Saturday, January 19, 2008

How to Play the Didgeridoo

I have a didgeridoo by my desk. According to Wikipedia "The didgeridoo (or didjeridu) is a wind instrument of the Indigenous Australians of northern Australia."

Didgeridoos sound weird, like giant, alien kazoos. Here's a video clip of an aboriginal Australian artist playing the didge. Note that he never stops to take a breath . There is continuous sound. How does he do it? The secret is in his cheeks.

It's called "circular breathing".

I made my own didge from a length of PVC pipe and beeswax (for the mouthpiece). Just getting a sound out of it at all is tricky unless you're an experienced horn player. You have to buzz your lips, like blowing a raspberry, at just the right frequency, with your mouth pressed tightly against the mouthpiece. At first all you get is elephant farts.

Keep practicing! After many frustrating hours of blowing elephant farts, and wondering why the hell you're wasting your time with this ridiculous project, you'll figure out how to get a tone. Practice more! Practice until your lips are numb, your face is red, your head is spinning, and your didge is leaking saliva. (Sorry - it's gross but true. You can't blow raspberries down a tube for 20 minutes at a time without spraying spit. Go ahead: try to prove me wrong!)

OK, so now you can reliably get a tone out of your didge. You are so proud! Show all your friends. Practice changing the shape of your mouth to get different overtones and fancy flourishes. Cool!

But. You still have to stop when your lungs are empty and take another gasp of air to keep going. This breaks up the soothing, hypnotic, didgey drone that you are ultimately aiming for. Now is the time to take that next step to CIRCULAR BREATHING.

Actually, circular breathing is a misnomer. It's not circular at all. As the old saying goes, you can't suck and blow at the same time. The trick is: you fill up your cheeks with air, like a bagpiper's bag. Then, as you quickly sniff more air in through your nose, you squeeze out the air in your cheeks to keep the sound going. You have to take a lot of quick sniffs to fill your lungs, because you don't have time for a deep breath.

Sounds complicated? Let's break it down. First pretend you have some water in your mouth. Now squirt that water out through your lips in a slow stream. Got it? Try it with real water if you're not sure. Once you're comfortable with the slow squirting-out thing, try doing it at the same time as sniffing in through your nose.

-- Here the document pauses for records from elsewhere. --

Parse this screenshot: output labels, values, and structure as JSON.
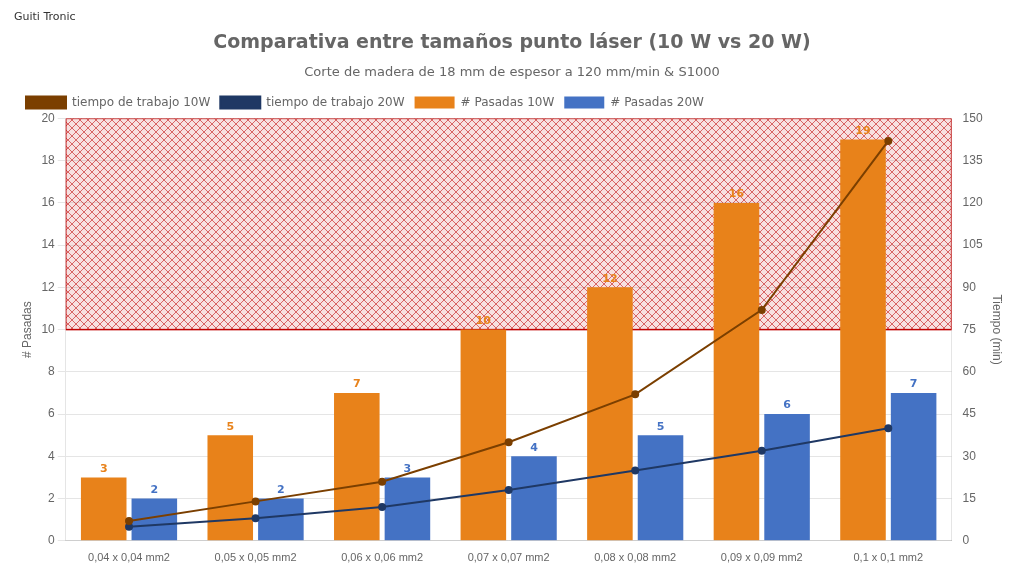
{
  "chart_data": {
    "type": "bar",
    "title": "Comparativa entre tamaños punto láser (10 W vs 20 W)",
    "subtitle": "Corte de madera de 18 mm de espesor a 120 mm/min & S1000",
    "annotations": [
      "Guiti Tronic"
    ],
    "categories": [
      "0,04 x 0,04 mm2",
      "0,05 x 0,05 mm2",
      "0,06 x 0,06 mm2",
      "0,07 x 0,07 mm2",
      "0,08 x 0,08 mm2",
      "0,09 x 0,09 mm2",
      "0,1 x 0,1 mm2"
    ],
    "series": [
      {
        "name": "# Pasadas 10W",
        "type": "bar",
        "color": "#E8821A",
        "values": [
          3,
          5,
          7,
          10,
          12,
          16,
          19
        ],
        "data_labels": true
      },
      {
        "name": "# Pasadas 20W",
        "type": "bar",
        "color": "#4472C4",
        "values": [
          2,
          2,
          3,
          4,
          5,
          6,
          7
        ],
        "data_labels": true
      },
      {
        "name": "tiempo de trabajo 10W",
        "type": "line",
        "axis": "y2",
        "color": "#7B3F00",
        "values": [
          7,
          14,
          21,
          35,
          52,
          82,
          142
        ]
      },
      {
        "name": "tiempo de trabajo 20W",
        "type": "line",
        "axis": "y2",
        "color": "#1F3864",
        "values": [
          5,
          8,
          12,
          18,
          25,
          32,
          40
        ]
      }
    ],
    "ylabel": "# Pasadas",
    "y2label": "Tiempo (min)",
    "ylim": [
      0,
      20
    ],
    "yticks": [
      0,
      2,
      4,
      6,
      8,
      10,
      12,
      14,
      16,
      18,
      20
    ],
    "y2lim": [
      0,
      150
    ],
    "y2ticks": [
      0,
      15,
      30,
      45,
      60,
      75,
      90,
      105,
      120,
      135,
      150
    ],
    "threshold": {
      "value": 10,
      "color": "#C00000"
    },
    "grid": true,
    "legend": "upper left"
  }
}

Squirt+sniff! Squirt+sniff! Good! OK, you just did some circular breathing!

Now you just have to take that over to your didge and keep your lips buzzing the whole time you're at it. Yeah, that's a little harder. It'll take some practicing. Don't worry, your neighbours love didge sounds. Everyone does! I promise. They'll be at your door begging for lessons of their own.

I don't play my didge much, but it's like riding a bicycle. Once you learn, you won't forget. I'm not as good as the guy in the video, and I tend to choke when playing for an audience, but I like being able to say that I can do it. I think it complements my training in violin, and ballet very nicely.


Maxie said...

circular breathing is how kenny g broke the world record for the longest continuous note.

now i feel like a loser for knowing that, lol.

Melanie said...

i am clueless. i think I would faint if i had to do circular breathing.

happy spork award winner here.

jameil1922 said...

former horn player here... what on earth possessed you to make one of those? that sound is not at all pleasing to my ears.

Warped Mind of Ron said...

Wow! So multi-talented. You make me feel like an underachiever.

R.E.H. said...

When I first read this I thought you said you had one of those "didge-Di-Doos" in your desk, and I thought what size is her desk anyway?

Wasn't until I reread the first paragraph that it was in fact by your desk.

That's a cool instrument by the way ;)

Sparkling Red said...

Maxie: I love bizarre factoids like that! Kenny G, huh. Awesome!

Melanie: Yeah, I can only practice it for so long at one time before I start to get light-headed.

Jameil: I signed up for a course on "Soundwork" - using various types of sounds in a therapeutic and/or teambuilding context. The didgeridoo was one element of the course. Granted, it's not exactly melodic, but it has a certain appeal when you're there in person.

Ron: Ha! Thanks. It's not exactly the most useful skill on my resume. ;-)

R.E.H.: I'm imagining a HUGE desk with a giant pencil cup, a didgeridoo nesting among the oversize pencils. My didge is 5 feet long - so no, it wouldn't fit in or on my desk. :-)

Keera Ann Fox said...

I never knew this about didgeridoos or breathing. Thanks! I have meditated to the sound. Very soothing and something I'd love to repeat.

Jenski said...

I am so impressed you know how to play the didgeridoo! I spent time in Australia and it always amazed me how they could play continuously. Apparently you just use your cheeks like a bagpipe!